Slow Cooker Black Beans
Cooking dried black beans makes for easy, nourishing, and inexpensive meals. Find out how to make black beans from scratch the easy way – in the slow cooker crock pot!
Cooking dried beans is so easy! Ditch the cans and try homemade beans instead. You’ll save money and gain flavor. With the help of a slow cooker, dried beans practically cook themselves. Instead of mushy, high-sodium, beans from a can, cooking dried beans results in perfectly tender beans. This week I cooked a batch of dried black beans to use throughout the week in tacos, salads, and soups. I’m so glad I’ve finally made the switch from canned to dried beans. My pantry is now stocked with glass jars filled with beautiful dried legumes.
I’ve always used canned beans for their convenience. I’ve been meaning to switch to dried beans for ages, but just haven’t until now. During the week I’m often a last-minute cook, deciding the dinner menu based on what we have in the fridge. And that leaves no time for soaking and boiling beans. Finally it clicked that we use beans in multiple meals every week, so why not cook up a batch and store in the refrigerator. Cooked beans even freeze well, so my concern that they could go to waste didn’t even make sense.
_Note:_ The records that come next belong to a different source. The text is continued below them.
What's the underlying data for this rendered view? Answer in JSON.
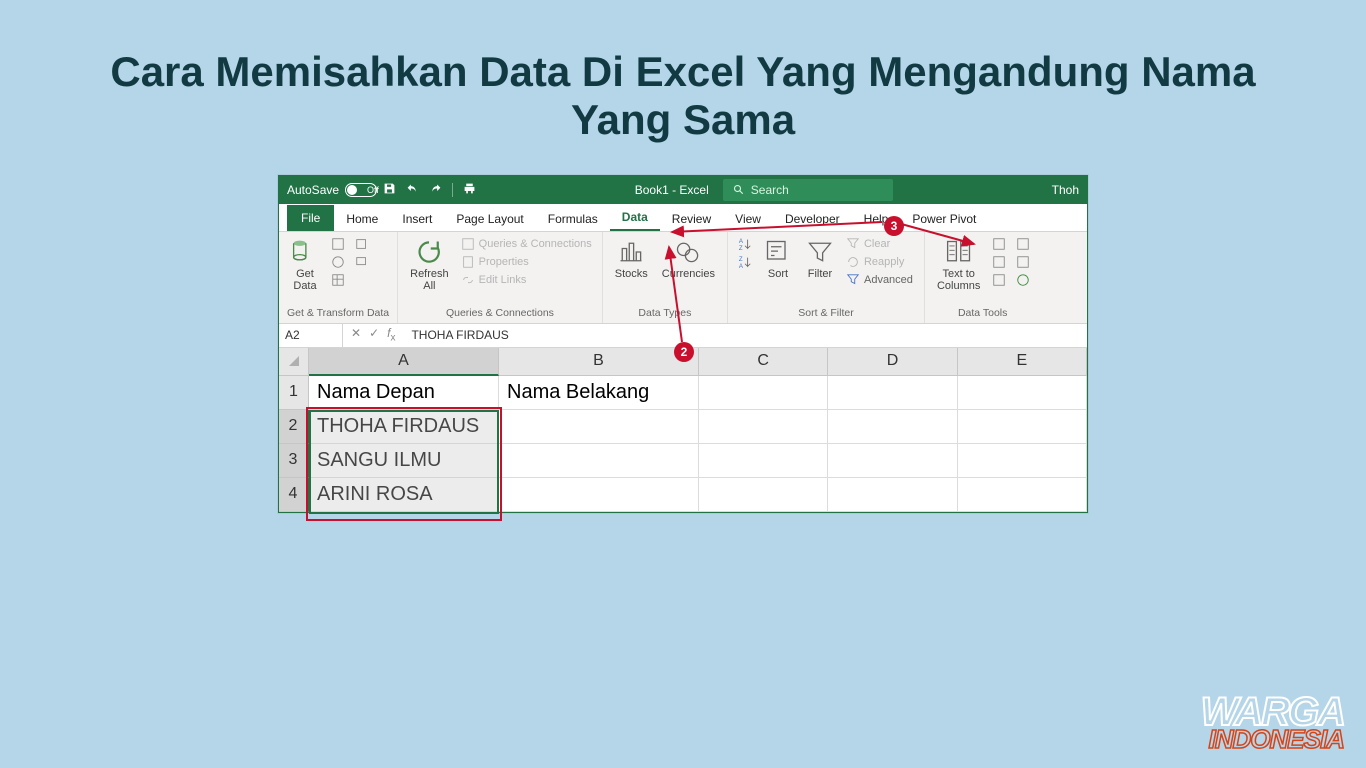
{
  "page_title": "Cara Memisahkan Data Di Excel Yang Mengandung Nama Yang Sama",
  "titlebar": {
    "autosave": "AutoSave",
    "toggle_state": "Off",
    "doc_title": "Book1 - Excel",
    "search_placeholder": "Search",
    "user": "Thoh"
  },
  "tabs": [
    "File",
    "Home",
    "Insert",
    "Page Layout",
    "Formulas",
    "Data",
    "Review",
    "View",
    "Developer",
    "Help",
    "Power Pivot"
  ],
  "active_tab": "Data",
  "ribbon": {
    "groups": {
      "get_transform": {
        "label": "Get & Transform Data",
        "get_data": "Get\nData"
      },
      "queries_conn": {
        "label": "Queries & Connections",
        "refresh": "Refresh\nAll",
        "opt1": "Queries & Connections",
        "opt2": "Properties",
        "opt3": "Edit Links"
      },
      "data_types": {
        "label": "Data Types",
        "stocks": "Stocks",
        "currencies": "Currencies"
      },
      "sort_filter": {
        "label": "Sort & Filter",
        "sort": "Sort",
        "filter": "Filter",
        "clear": "Clear",
        "reapply": "Reapply",
        "advanced": "Advanced"
      },
      "data_tools": {
        "label": "Data Tools",
        "t2c": "Text to\nColumns"
      }
    }
  },
  "formula_bar": {
    "name_box": "A2",
    "formula": "THOHA FIRDAUS"
  },
  "columns": [
    "A",
    "B",
    "C",
    "D",
    "E"
  ],
  "rows": [
    {
      "n": "1",
      "a": "Nama Depan",
      "b": "Nama Belakang"
    },
    {
      "n": "2",
      "a": "THOHA FIRDAUS",
      "b": ""
    },
    {
      "n": "3",
      "a": "SANGU ILMU",
      "b": ""
    },
    {
      "n": "4",
      "a": "ARINI ROSA",
      "b": ""
    }
  ],
  "callouts": {
    "step2": "2",
    "step3": "3"
  },
  "watermark": {
    "line1": "WARGA",
    "line2": "INDONESIA"
  }
}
Bean based meals have a few fantastic perks. I’ve heard some people say that eating a healthy, meatless diet must be expensive. In reality, plants can be much less expensive than animal products. For example, I can make a big pot of veggie chili for much less than it would cost to get my family fast food burgers. Second, beans are a great replacement for meat. Black Bean Burgers are always my preference over meat burgers. Try the Black Bean Burgers with Mango Avocado Salsa in my cookbook! If I haven’t convinced you, check out 7 Reasons Vegetarians Live Longer and you may just make the swap a few nights a week.
Black beans have many health benefits!
- Plant based protein. Cooked black beans have 15.2 grams of protein per cup.
- High in fiber. Cooked black beans have 15 grams of fiber per cup – that’s half the recommended daily value for an adult.
- Heart health support
- Digestive tract support
- High in antioxidant and inflammatory phytonutrients source
How to Cook Black Beans in the Slow Cooker
There are just two steps and 1 ingredient needed to make black beans in the slow cooker.
Step 1: soak the beans in water overnight. Step 2: Cook. So dang easy, right? I’m sharing a seasoned black bean recipe below that is perfect for savory recipes. Of course if you’re planning to use these black beans in something sweet like black bean brownies, you’ll just want to use water.
Black beans are so versatile. Most kids I know (granted, we live in California) love burritos and tacos with beans. Cooked black beans were a staple when my kids were toddlers, as they are the perfect little finger food. Some friends even use black beans to make healthier brownies, though I’ve never really been a fan. If you’re making black beans, you might also need a recipe for Vegetarian Mexican Rice!
Updated March 2018: Since originally posting this recipe I’ve discovered kombu seaweed. Kombu is a great addition to beans, as it reduces the gas producing properties, and adds vitamins and minerals. Read more about kombu here. I picked up a pack from our local Asian grocery and add a 4-inch strip whenever I cook beans.
Slow Cooker Black Beans
Black beans recipe made simple in the slow cooker. Feel free to change up the spices any way you like. Sometimes I add a teaspoon of taco seasoning.
- 2 cups dried black beans
- 1 yellow onion, diced
- 2 cloves garlic, minced
- 1 tablespoon cumin
- 1 teaspoon sea salt
- 1 (4-inch) piece dried kombu (optional)
- Pick over the beans, looking for any little stones or blemished beans. Place beans in a bowl and cover with water. Soak overnight.
- Drain water and transfer beans to a slow cooker. Cover beans with about 2 inches of water. Stir in onion, garlic, spices, and salt. Add the kombu if using.
- Cook on low for 6 to 8 hours. Different slow cookers will cook the beans at different rates. Check your beans after about 5 hours and then every half hour until they are tender. Remove the kombu before serving.